赵靳深嗅着她身上的香气,看着她近在咫尺的粉嫩耳垂,身上蠢蠢欲动。
“这些痕迹不处理也没事,过几天就消了。”
对赵靳深来说,这些吻痕是战利品,他巴不得十天半个月消不掉,能让所有人都看看。
周挽面无表情道,“我怕别人看到……”
给赵靳深处理是次要,主要是碘伏颜色能很好的盖住那些吻痕。
忽然,赵靳深吻住周挽的耳朵。
酥麻触感像电流在周挽全身乱窜,她腿有些软,直接摔在赵靳深腿上,赵靳深手扶着她的腰。
周挽站起来后,忍无可忍一巴掌甩他脸上。
“你是狗吗?”她以前怎么没发现赵靳深有这么疯的一面?
被扇了,赵靳深一点也不生气。
周挽手劲比那次在会所轻多了,何况被自己女人扇巴掌,怎么不算一种情趣?
赵靳深看着她,“橙橙,你说我是,我就是。”
“……”
周挽觉得没法跟他沟通,见电梯到了,沉着小脸率先出去。
赵靳深推着轮椅在后面悠悠跟上。
秘书马克正在吃早餐,见佣人开门把周挽领进来,恭敬打了声招呼。
“周小姐,早。
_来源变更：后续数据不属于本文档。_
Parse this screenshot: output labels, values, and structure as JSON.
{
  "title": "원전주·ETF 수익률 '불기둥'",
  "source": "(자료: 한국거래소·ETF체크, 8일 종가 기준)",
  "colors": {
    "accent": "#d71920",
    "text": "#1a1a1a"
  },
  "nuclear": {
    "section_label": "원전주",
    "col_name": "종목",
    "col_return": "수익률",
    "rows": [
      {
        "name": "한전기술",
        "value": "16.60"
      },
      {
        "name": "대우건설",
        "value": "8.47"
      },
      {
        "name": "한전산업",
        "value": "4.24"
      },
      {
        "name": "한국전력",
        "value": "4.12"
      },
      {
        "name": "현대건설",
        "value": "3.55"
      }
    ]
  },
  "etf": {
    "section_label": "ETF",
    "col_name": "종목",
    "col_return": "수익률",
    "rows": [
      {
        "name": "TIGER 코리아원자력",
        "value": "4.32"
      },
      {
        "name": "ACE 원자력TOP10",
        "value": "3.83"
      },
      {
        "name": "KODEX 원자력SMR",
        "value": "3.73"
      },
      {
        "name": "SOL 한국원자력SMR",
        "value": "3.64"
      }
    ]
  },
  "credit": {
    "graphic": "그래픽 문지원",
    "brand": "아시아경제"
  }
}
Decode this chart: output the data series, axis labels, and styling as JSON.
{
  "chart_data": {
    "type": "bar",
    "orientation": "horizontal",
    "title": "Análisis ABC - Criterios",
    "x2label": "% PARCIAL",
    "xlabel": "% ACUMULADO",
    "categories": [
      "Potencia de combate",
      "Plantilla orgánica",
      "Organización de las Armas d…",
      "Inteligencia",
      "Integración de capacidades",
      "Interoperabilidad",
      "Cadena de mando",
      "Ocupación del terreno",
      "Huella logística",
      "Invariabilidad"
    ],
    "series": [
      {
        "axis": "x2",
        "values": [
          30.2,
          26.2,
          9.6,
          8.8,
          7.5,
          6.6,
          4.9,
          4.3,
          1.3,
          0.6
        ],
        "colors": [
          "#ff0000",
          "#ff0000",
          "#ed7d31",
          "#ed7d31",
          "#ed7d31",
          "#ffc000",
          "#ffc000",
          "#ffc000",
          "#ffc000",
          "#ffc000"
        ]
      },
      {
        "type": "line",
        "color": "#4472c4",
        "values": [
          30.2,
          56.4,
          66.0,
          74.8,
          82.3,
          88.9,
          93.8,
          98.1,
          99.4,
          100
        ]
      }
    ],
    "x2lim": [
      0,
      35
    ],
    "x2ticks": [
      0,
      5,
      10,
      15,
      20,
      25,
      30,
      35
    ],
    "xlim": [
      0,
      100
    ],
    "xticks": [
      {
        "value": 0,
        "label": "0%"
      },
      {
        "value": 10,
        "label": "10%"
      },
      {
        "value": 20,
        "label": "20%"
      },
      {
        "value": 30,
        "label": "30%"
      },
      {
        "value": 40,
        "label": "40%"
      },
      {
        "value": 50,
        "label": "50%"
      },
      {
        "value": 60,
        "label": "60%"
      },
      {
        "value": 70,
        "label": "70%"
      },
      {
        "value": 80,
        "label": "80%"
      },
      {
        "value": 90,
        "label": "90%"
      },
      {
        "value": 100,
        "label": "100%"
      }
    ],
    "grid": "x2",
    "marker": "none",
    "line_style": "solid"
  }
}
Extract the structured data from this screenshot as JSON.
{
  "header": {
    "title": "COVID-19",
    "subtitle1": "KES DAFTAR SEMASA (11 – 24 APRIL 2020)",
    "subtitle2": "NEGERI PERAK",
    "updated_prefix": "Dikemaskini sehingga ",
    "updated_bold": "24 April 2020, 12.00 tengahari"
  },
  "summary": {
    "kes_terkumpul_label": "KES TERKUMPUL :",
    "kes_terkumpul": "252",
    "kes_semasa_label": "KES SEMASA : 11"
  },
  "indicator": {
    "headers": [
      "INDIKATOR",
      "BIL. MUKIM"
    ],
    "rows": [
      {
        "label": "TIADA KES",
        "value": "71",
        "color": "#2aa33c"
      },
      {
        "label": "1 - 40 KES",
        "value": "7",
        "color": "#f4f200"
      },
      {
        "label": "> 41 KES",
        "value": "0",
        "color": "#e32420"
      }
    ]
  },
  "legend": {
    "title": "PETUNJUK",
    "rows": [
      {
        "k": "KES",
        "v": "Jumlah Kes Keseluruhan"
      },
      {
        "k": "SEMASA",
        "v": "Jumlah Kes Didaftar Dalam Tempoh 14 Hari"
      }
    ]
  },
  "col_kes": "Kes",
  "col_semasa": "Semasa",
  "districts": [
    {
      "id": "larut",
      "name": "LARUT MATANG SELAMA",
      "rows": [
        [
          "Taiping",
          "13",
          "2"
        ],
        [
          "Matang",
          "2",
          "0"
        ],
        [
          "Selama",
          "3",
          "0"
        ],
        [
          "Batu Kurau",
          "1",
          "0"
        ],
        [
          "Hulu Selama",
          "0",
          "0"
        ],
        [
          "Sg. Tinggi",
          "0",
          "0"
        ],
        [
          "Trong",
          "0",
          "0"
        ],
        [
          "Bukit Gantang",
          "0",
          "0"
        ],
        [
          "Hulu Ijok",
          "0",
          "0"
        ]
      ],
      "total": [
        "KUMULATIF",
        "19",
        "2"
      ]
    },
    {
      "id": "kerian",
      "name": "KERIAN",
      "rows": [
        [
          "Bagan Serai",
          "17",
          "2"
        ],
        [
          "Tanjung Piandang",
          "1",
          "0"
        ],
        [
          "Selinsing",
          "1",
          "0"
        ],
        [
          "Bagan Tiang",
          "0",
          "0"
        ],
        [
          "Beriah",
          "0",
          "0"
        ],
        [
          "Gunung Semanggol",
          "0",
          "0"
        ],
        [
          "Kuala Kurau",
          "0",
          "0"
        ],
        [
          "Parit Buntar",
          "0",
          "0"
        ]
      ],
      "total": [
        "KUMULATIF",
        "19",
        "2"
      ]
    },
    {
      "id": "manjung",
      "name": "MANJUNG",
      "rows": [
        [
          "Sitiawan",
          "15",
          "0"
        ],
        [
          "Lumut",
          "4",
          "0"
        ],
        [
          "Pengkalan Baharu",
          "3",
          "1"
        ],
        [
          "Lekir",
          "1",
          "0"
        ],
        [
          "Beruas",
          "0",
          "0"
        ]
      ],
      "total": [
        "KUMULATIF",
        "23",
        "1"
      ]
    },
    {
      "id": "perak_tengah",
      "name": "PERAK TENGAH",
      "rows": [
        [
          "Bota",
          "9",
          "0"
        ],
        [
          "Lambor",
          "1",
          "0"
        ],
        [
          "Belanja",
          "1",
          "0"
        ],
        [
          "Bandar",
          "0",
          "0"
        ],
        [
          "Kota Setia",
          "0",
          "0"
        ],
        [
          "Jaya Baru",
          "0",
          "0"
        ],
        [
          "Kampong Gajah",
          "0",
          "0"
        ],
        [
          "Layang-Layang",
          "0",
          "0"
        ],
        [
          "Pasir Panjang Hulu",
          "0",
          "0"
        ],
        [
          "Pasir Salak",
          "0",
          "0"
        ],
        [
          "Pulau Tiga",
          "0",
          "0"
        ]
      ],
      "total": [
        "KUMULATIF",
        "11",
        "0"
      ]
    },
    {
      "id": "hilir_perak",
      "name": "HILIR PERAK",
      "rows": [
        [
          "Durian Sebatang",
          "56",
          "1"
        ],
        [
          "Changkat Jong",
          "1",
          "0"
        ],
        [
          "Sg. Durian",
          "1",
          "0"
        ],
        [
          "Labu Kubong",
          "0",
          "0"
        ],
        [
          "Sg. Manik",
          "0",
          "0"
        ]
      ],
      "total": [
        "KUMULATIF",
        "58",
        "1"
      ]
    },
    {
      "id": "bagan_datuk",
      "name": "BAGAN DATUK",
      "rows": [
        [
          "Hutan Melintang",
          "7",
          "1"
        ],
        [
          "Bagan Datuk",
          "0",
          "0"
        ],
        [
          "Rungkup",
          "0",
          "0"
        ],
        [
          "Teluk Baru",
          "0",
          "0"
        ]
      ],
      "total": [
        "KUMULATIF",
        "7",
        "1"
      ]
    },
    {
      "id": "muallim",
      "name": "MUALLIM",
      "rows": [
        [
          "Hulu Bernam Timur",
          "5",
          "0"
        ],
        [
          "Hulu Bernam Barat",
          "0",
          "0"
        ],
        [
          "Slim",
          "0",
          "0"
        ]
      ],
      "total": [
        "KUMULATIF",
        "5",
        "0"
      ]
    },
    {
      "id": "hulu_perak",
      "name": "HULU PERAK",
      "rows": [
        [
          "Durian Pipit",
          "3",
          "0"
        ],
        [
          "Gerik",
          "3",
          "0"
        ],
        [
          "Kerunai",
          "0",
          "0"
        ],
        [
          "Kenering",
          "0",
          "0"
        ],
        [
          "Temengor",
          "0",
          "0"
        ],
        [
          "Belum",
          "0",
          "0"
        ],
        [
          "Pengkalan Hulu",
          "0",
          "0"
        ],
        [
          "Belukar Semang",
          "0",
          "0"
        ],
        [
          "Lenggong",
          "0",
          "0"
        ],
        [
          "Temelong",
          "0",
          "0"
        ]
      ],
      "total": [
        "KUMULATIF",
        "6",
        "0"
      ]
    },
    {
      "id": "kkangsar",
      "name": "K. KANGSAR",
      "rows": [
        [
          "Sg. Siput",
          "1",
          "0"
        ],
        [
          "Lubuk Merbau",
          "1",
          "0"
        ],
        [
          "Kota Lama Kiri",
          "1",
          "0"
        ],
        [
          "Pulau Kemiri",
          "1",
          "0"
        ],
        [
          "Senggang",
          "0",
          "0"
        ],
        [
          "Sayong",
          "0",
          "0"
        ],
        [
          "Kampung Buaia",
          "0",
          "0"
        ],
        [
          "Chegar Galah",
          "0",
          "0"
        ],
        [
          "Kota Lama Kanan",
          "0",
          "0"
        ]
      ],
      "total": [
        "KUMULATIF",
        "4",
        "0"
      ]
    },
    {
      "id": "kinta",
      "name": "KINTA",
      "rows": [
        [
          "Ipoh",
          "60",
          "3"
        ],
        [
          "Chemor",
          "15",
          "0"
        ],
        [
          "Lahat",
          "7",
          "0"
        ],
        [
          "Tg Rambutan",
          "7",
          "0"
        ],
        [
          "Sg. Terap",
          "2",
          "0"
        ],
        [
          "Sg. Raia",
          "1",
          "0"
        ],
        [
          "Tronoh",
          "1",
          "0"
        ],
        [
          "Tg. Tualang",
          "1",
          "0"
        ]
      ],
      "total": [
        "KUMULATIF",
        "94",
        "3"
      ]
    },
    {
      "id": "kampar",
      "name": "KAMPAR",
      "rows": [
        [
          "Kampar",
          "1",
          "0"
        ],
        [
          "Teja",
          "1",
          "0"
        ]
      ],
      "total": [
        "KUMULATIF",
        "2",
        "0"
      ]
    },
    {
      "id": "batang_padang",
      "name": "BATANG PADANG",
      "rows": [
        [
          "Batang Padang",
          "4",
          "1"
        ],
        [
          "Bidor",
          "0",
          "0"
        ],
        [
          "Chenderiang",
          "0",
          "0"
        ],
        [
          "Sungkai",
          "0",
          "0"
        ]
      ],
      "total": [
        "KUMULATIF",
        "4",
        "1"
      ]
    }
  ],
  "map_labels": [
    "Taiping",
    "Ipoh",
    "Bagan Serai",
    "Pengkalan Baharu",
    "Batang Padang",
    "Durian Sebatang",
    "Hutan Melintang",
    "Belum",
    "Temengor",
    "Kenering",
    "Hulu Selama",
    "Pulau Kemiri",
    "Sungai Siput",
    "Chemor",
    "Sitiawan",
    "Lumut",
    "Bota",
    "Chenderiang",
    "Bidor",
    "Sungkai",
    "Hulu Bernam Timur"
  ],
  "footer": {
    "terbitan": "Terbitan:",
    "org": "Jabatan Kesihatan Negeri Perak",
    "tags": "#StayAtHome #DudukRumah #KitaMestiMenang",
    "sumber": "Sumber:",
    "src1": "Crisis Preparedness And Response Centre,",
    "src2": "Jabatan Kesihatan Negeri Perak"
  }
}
”
“马克你也早,辛苦你了。”
周挽知道是赵靳深安排他留在这里,免得夜里孩子不舒服,需要人找不到。
“不辛苦不辛苦。”
马克想想才拿到的丰厚奖金,暗道别说二十四小时给赵董干活,死了他都想继续帮赵家工作。
而且不管赵靳深还是周小姐,都好伺候的很。
没一会,睿睿也起床了。
“睿睿,你怎么不喊安妮?”自从安妮住在她家后,睿睿起床后就要去喊安妮。
睿睿过来坐在周挽身旁,声音闷闷,“安妮昨晚没再我们家住。”
“安妮妈妈回来了吗?”
钟姨把小笼包放在睿睿面前,“不是,是安妮小姐外公外婆来桐城了,安妮小姐跟他们在一起。”
“阿姨,安妮今天会回来吗?”睿睿追问。
钟姨回忆昨晚安妮昨晚闷闷不乐的样子,“安妮好像挺想她外公外婆的,应该会在他们身边多呆几天。”
睿睿噢了一声,感觉安妮不在,平时很喜欢的小笼包都不好吃了。